I have a question about something I’ve been thinking about for a while. I’ve read that the Church canons say that you are not supposed to kneel or prostrate on Sundays, but I was wondering how strictly that’s interpreted in practice?
I currently attend a Romanian parish and among Romanians (as you probably know) it is customary to kneel during the Our Father, the Creed, the Gospel reading etc and some people kneel throughout much of the liturgy. I personally think it is a beautiful sign of reverence but I was wondering why it has become customary and accepted in Romania but not in other places, and if the “prohibition” against kneeling on Sundays is really necessary or what the purpose of it really is?
I know some other parishes where people barely show any reverence at all so it still seems to me to be better to kneel or prostrate than to just be completely passive…
Question from a Correspondent in Europe
‘Since some people kneel in church on Sundays and on the days of Pentecost, with a view to preserving uniformity in all parishes it has seemed best to the holy Council for prayers to be offered to God while standing’.
Canon XX of the First Universal Council
The canons you refer to are the above, Canon XC of the Sixth Universal Council and Canon XV of St Peter the Martyr of Alexandria, all from the first seven centuries. So, yes, on paper, you do not kneel on the liturgical day of Sunday (Saturday evening to Sunday evening) and not between Easter and Pentecost (the kneeling prayers read at Vespers of Pentecost are the first when you kneel). Why? Because Sunday is the day of the Resurrection and the period between Easter and Pentecost effectively the afterfeast of the Feast of the Resurrection. If we are risen with Christ, then we are risen and so stand.
So much for the theory. What about practice?
One of the easiest ways to tell the difference between certain converts and Orthodox is whether they kneel on Sundays or not (especially on the Sunday of the Cross during Lent). Converts, whether of the zealot old calendarist or of the liberal new calendarist variety (extremes always meet), refuse to kneel because of their head knowledge, Orthodox kneel because of the movements of their hearts. As one person has said in answer to an uptight convert who insisted that Orthodox stand during services: ‘No they don’t: Russians stand, Greeks sit and Romanians kneel’.
Why this difference? It is all a question of piety – or lack of piety. Sitting is a lack of piety (unless the person is ill, heavily pregnant etc), which has entered the Greek Churches (including the Antiochian) only very, very recently. Pious Russians are horrified when Greeks and Antiochians sit during the Epistle. But kneeling is a great sacrifice. I admire those Romanians who kneel throughout the liturgy as an act of piety which accords with their temperament. I don’t think I could do it physically. Equally standing is also a matter of asceticism.
A common Russian practice among bishops and priests is to kneel at certain points during the Liturgy, for example during ‘Our Father’.

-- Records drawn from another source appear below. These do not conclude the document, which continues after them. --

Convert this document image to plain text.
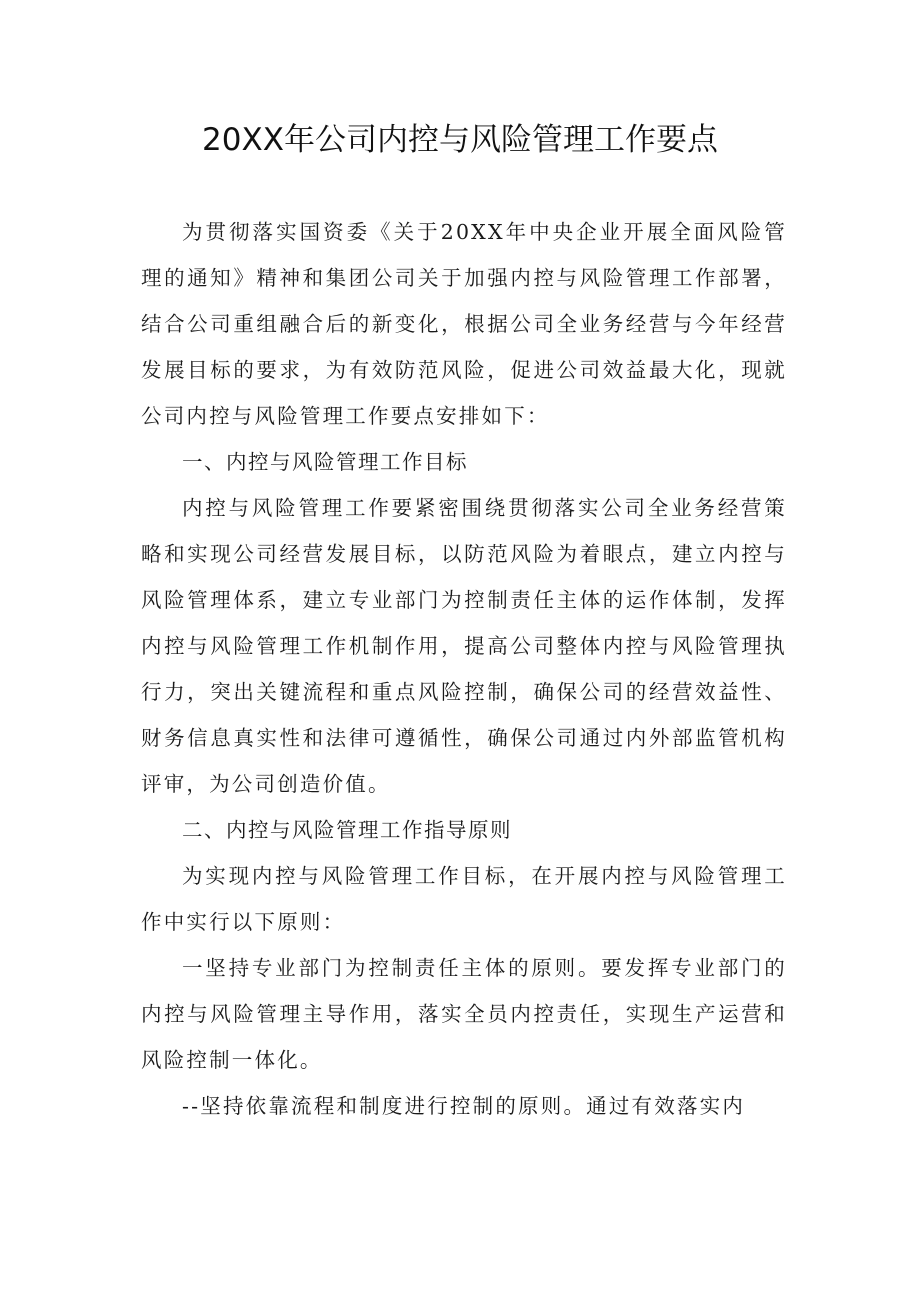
20XX年公司内控与风险管理工作要点

为贯彻落实国资委《关于20XX年中央企业开展全面风险管理的通知》精神和集团公司关于加强内控与风险管理工作部署，结合公司重组融合后的新变化，根据公司全业务经营与今年经营发展目标的要求，为有效防范风险，促进公司效益最大化，现就公司内控与风险管理工作要点安排如下：

一、内控与风险管理工作目标

内控与风险管理工作要紧密围绕贯彻落实公司全业务经营策略和实现公司经营发展目标，以防范风险为着眼点，建立内控与风险管理体系，建立专业部门为控制责任主体的运作体制，发挥内控与风险管理工作机制作用，提高公司整体内控与风险管理执行力，突出关键流程和重点风险控制，确保公司的经营效益性、财务信息真实性和法律可遵循性，确保公司通过内外部监管机构评审，为公司创造价值。

二、内控与风险管理工作指导原则

为实现内控与风险管理工作目标，在开展内控与风险管理工作中实行以下原则：

一坚持专业部门为控制责任主体的原则。要发挥专业部门的内控与风险管理主导作用，落实全员内控责任，实现生产运营和风险控制一体化。

--坚持依靠流程和制度进行控制的原则。通过有效落实内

Certain converts, often of a Protestant background, tend to interpret the canons literally, according to the letter. Such individuals, it seems, used to be fundamentalists in their interpretation of the Scriptures, and quote canons as they used to quote chapter and verse, hoping perhaps to send their fellow human-beings to hell (and themselves to a very prideful heaven). If this is the case, then it is all pure phariseeism. (‘Do not heal or do good on the Sabbath day’).

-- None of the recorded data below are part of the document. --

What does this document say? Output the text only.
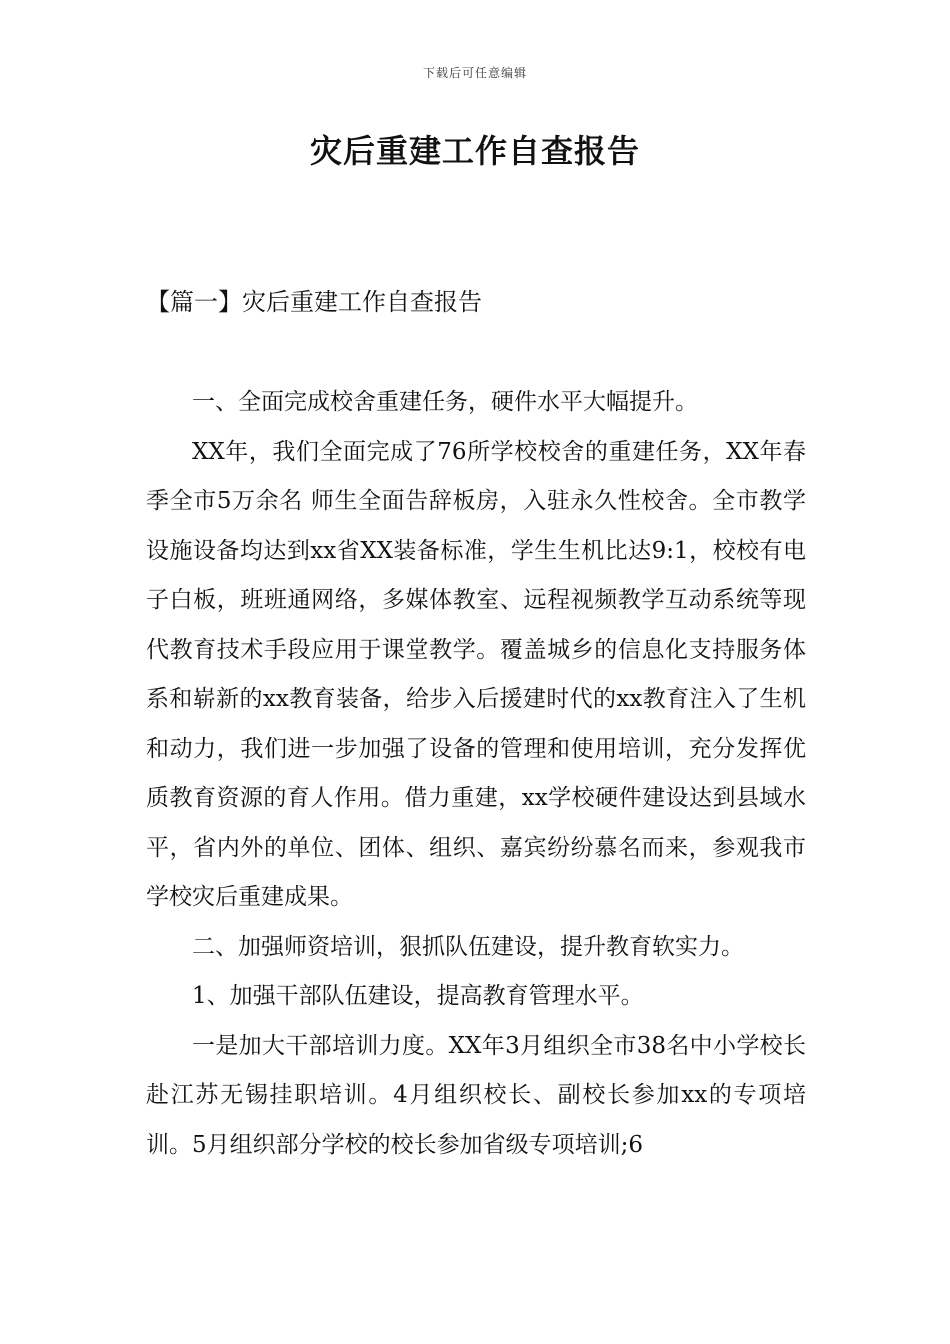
下载后可任意编辑
灾后重建工作自查报告
【篇一】灾后重建工作自查报告

一、全面完成校舍重建任务，硬件水平大幅提升。

XX年，我们全面完成了76所学校校舍的重建任务，XX年春季全市5万余名 师生全面告辞板房，入驻永久性校舍。全市教学设施设备均达到xx省XX装备标准，学生生机比达9:1，校校有电子白板，班班通网络，多媒体教室、远程视频教学互动系统等现代教育技术手段应用于课堂教学。覆盖城乡的信息化支持服务体系和崭新的xx教育装备，给步入后援建时代的xx教育注入了生机和动力，我们进一步加强了设备的管理和使用培训，充分发挥优质教育资源的育人作用。借力重建，xx学校硬件建设达到县域水平，省内外的单位、团体、组织、嘉宾纷纷慕名而来，参观我市学校灾后重建成果。

二、加强师资培训，狠抓队伍建设，提升教育软实力。

1、加强干部队伍建设，提高教育管理水平。

一是加大干部培训力度。XX年3月组织全市38名中小学校长赴江苏无锡挂职培训。4月组织校长、副校长参加xx的专项培训。5月组织部分学校的校长参加省级专项培训;6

Conclusion: Pray and then do what your heart tells you to do, observing those around you, so that you scandalize no-one. This is called humility and it stands above the letter of the law because it keeps the spirit of the law. When I as a priest see metropolitans and bishops, or for that matter pious laypeople, kneeling on a Sunday, I have no hesitation in kneeling with them. We should refuse to put ourselves above others.